Member of the Nova Scotia House of Assembly for Dartmouth South-Portland Valley
- In office August 5, 2003 – October 8, 2013
- Preceded by: Tim Olive
- Succeeded by: Allan Rowe

Minister of Education
- In office June 19, 2009 – January 11, 2011
- Preceded by: Judy Streatch
- Succeeded by: Ramona Jennex

Minister of Labour and Advanced Education
- In office June 19, 2009 – March 15, 2013
- Preceded by: Mark Parent
- Succeeded by: Frank Corbett

Personal details
- Party: NDP
- Occupation: educator

= Marilyn More =

Canadian politician

Marilyn More is a Canadian retired educator and politician from Nova Scotia.

A resident of Dartmouth, More worked as a teacher.

==Political career==
More was first elected to political office in 1978, when she became the first woman to be elected to a school board in Nova Scotia, having been elected to the Dartmouth School Board for three consecutive terms. More has been active with the Nova Scotia New Democratic Party and is a past-President of the party.
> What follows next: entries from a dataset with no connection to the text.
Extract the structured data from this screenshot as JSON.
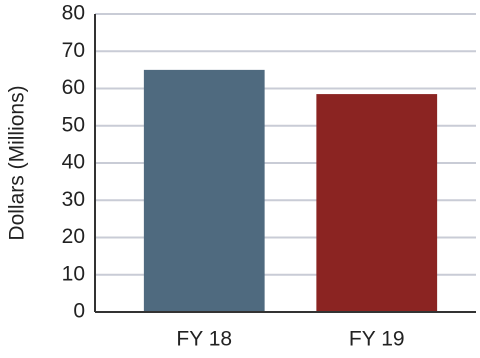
{
  "chart_data": {
    "type": "bar",
    "y_label": "Dollars (Millions)",
    "categories": [
      "FY 18",
      "FY 19"
    ],
    "values": [
      65,
      58.5
    ],
    "colors": [
      "#4f6a7f",
      "#8b2422"
    ],
    "ylim": [
      0,
      80
    ],
    "yticks": [
      0,
      10,
      20,
      30,
      40,
      50,
      60,
      70,
      80
    ],
    "grid": true
  }
}
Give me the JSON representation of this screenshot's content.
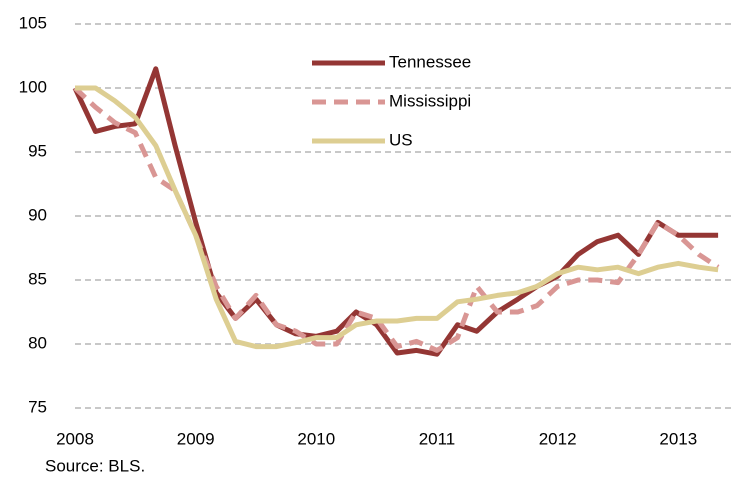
{
  "chart_data": {
    "type": "line",
    "x": [
      2008,
      2008.17,
      2008.33,
      2008.5,
      2008.67,
      2008.83,
      2009,
      2009.17,
      2009.33,
      2009.5,
      2009.67,
      2009.83,
      2010,
      2010.17,
      2010.33,
      2010.5,
      2010.67,
      2010.83,
      2011,
      2011.17,
      2011.33,
      2011.5,
      2011.67,
      2011.83,
      2012,
      2012.17,
      2012.33,
      2012.5,
      2012.67,
      2012.83,
      2013,
      2013.17,
      2013.33
    ],
    "series": [
      {
        "name": "Tennessee",
        "color": "#943634",
        "style": "solid",
        "values": [
          100,
          96.6,
          97,
          97.2,
          101.5,
          95.5,
          89.5,
          84,
          82,
          83.5,
          81.5,
          80.8,
          80.6,
          81,
          82.5,
          81.5,
          79.3,
          79.5,
          79.2,
          81.5,
          81,
          82.5,
          83.5,
          84.5,
          85.3,
          87,
          88,
          88.5,
          87,
          89.5,
          88.5,
          88.5,
          88.5
        ]
      },
      {
        "name": "Mississippi",
        "color": "#d99694",
        "style": "dashed",
        "values": [
          100,
          98.5,
          97.3,
          96.5,
          93,
          92,
          88.5,
          84.5,
          82,
          83.8,
          81.5,
          81,
          80,
          80,
          82.5,
          82,
          79.8,
          80.2,
          79.5,
          80.5,
          84.5,
          82.5,
          82.5,
          83,
          84.5,
          85,
          85,
          84.8,
          87,
          89.5,
          88.5,
          87,
          86
        ]
      },
      {
        "name": "US",
        "color": "#ddce92",
        "style": "solid",
        "values": [
          100,
          100,
          99,
          97.7,
          95.5,
          92,
          88.5,
          83.5,
          80.2,
          79.8,
          79.8,
          80.1,
          80.5,
          80.5,
          81.5,
          81.8,
          81.8,
          82,
          82,
          83.3,
          83.5,
          83.8,
          84,
          84.5,
          85.5,
          86,
          85.8,
          86,
          85.5,
          86,
          86.3,
          86,
          85.8
        ]
      }
    ],
    "xlim": [
      2008,
      2013.47
    ],
    "xticks": [
      2008,
      2009,
      2010,
      2011,
      2012,
      2013
    ],
    "ylim": [
      75,
      105
    ],
    "yticks": [
      75,
      80,
      85,
      90,
      95,
      100,
      105
    ],
    "grid": true,
    "legend": "top-center",
    "source": "Source: BLS."
  }
}
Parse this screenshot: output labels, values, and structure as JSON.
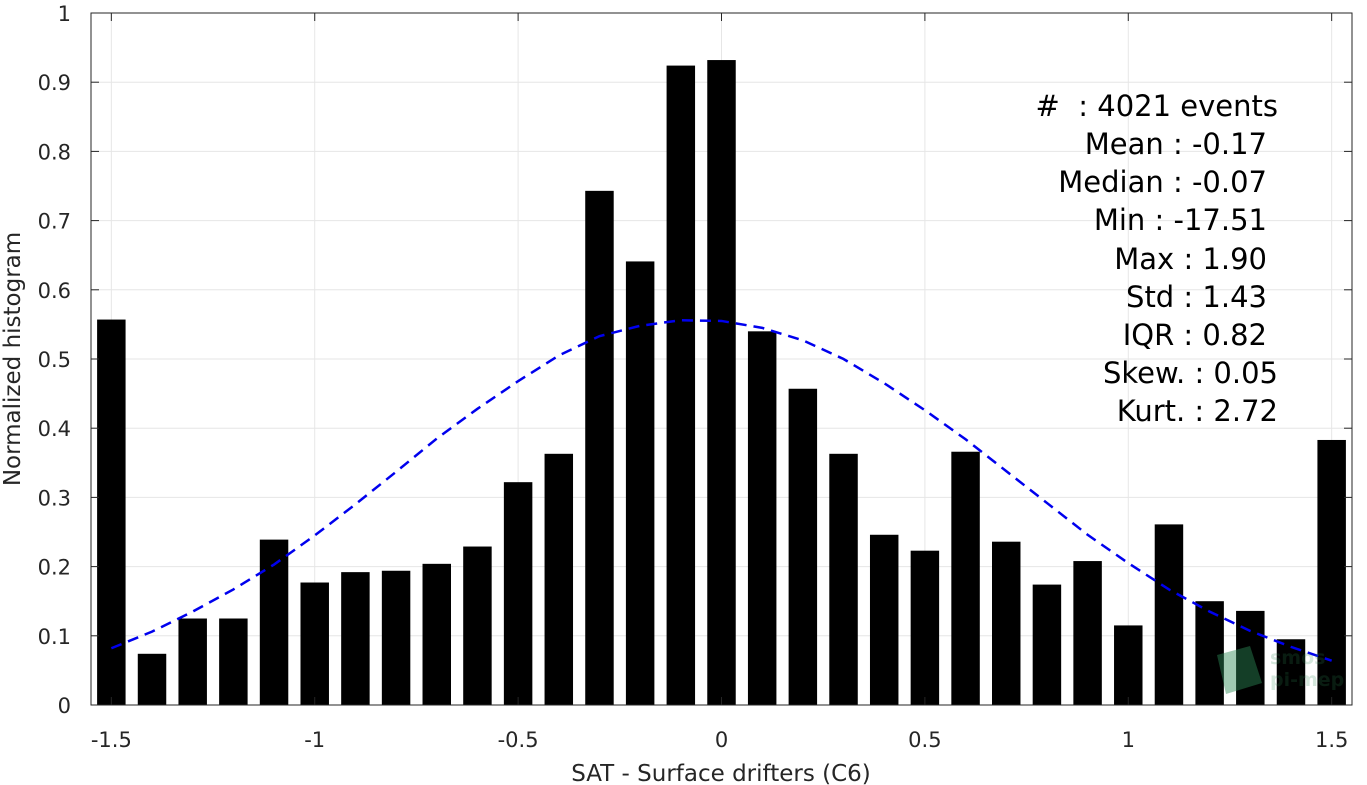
{
  "chart_data": {
    "type": "bar",
    "xlabel": "SAT - Surface drifters (C6)",
    "ylabel": "Normalized histogram",
    "xlim": [
      -1.55,
      1.55
    ],
    "ylim": [
      0,
      1
    ],
    "grid": true,
    "xticks": [
      -1.5,
      -1,
      -0.5,
      0,
      0.5,
      1,
      1.5
    ],
    "xtick_labels": [
      "-1.5",
      "-1",
      "-0.5",
      "0",
      "0.5",
      "1",
      "1.5"
    ],
    "yticks": [
      0,
      0.1,
      0.2,
      0.3,
      0.4,
      0.5,
      0.6,
      0.7,
      0.8,
      0.9,
      1
    ],
    "ytick_labels": [
      "0",
      "0.1",
      "0.2",
      "0.3",
      "0.4",
      "0.5",
      "0.6",
      "0.7",
      "0.8",
      "0.9",
      "1"
    ],
    "bar_color": "#000000",
    "bar_width": 0.07,
    "x": [
      -1.5,
      -1.4,
      -1.3,
      -1.2,
      -1.1,
      -1.0,
      -0.9,
      -0.8,
      -0.7,
      -0.6,
      -0.5,
      -0.4,
      -0.3,
      -0.2,
      -0.1,
      0.0,
      0.1,
      0.2,
      0.3,
      0.4,
      0.5,
      0.6,
      0.7,
      0.8,
      0.9,
      1.0,
      1.1,
      1.2,
      1.3,
      1.4,
      1.5
    ],
    "values": [
      0.557,
      0.074,
      0.125,
      0.125,
      0.239,
      0.177,
      0.192,
      0.194,
      0.204,
      0.229,
      0.322,
      0.363,
      0.743,
      0.641,
      0.924,
      0.932,
      0.54,
      0.457,
      0.363,
      0.246,
      0.223,
      0.366,
      0.236,
      0.174,
      0.208,
      0.115,
      0.261,
      0.15,
      0.136,
      0.095,
      0.383
    ],
    "fit_curve": {
      "color": "#0000ee",
      "style": "dashed",
      "x": [
        -1.5,
        -1.4,
        -1.3,
        -1.2,
        -1.1,
        -1.0,
        -0.9,
        -0.8,
        -0.7,
        -0.6,
        -0.5,
        -0.4,
        -0.3,
        -0.2,
        -0.1,
        0.0,
        0.1,
        0.2,
        0.3,
        0.4,
        0.5,
        0.6,
        0.7,
        0.8,
        0.9,
        1.0,
        1.1,
        1.2,
        1.3,
        1.4,
        1.5
      ],
      "y": [
        0.082,
        0.106,
        0.135,
        0.167,
        0.203,
        0.245,
        0.29,
        0.337,
        0.385,
        0.428,
        0.468,
        0.505,
        0.533,
        0.548,
        0.556,
        0.555,
        0.545,
        0.527,
        0.5,
        0.465,
        0.426,
        0.384,
        0.338,
        0.292,
        0.246,
        0.205,
        0.167,
        0.135,
        0.107,
        0.084,
        0.064
      ]
    },
    "stats": {
      "events": "#  : 4021 events",
      "mean": "Mean : -0.17",
      "median": "Median : -0.07",
      "min": "Min : -17.51",
      "max": "Max : 1.90",
      "std": "Std : 1.43",
      "iqr": "IQR : 0.82",
      "skew": "Skew. : 0.05",
      "kurt": "Kurt. : 2.72"
    }
  },
  "watermark": {
    "line1": "smos",
    "line2": "pi-mep"
  }
}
In 2003 More successfully ran for the Nova Scotia New Democratic Party nomination in the riding of Dartmouth South-Portland Valley. More was elected in the 2003 provincial election and was re-elected in the 2006 and 2009 provincial elections.

On June 19, 2009 More was appointed to the Executive Council of Nova Scotia where she served as Minister of Education and Early Childhood Development, as well as Minister of Labour and Workforce Development, and Minister of Volunteerism. On January 11, 2011, Premier Darrell Dexter shuffled his cabinet, naming More as Minister of Labour and Advanced Education as well as the minister of both Immigration and Status of Women. On March 15, 2013, More was shuffled to Minister responsible for the Public Service Commission, Communications Nova Scotia and the Status of Women.

More did not run for re-election in the 2013 provincial election.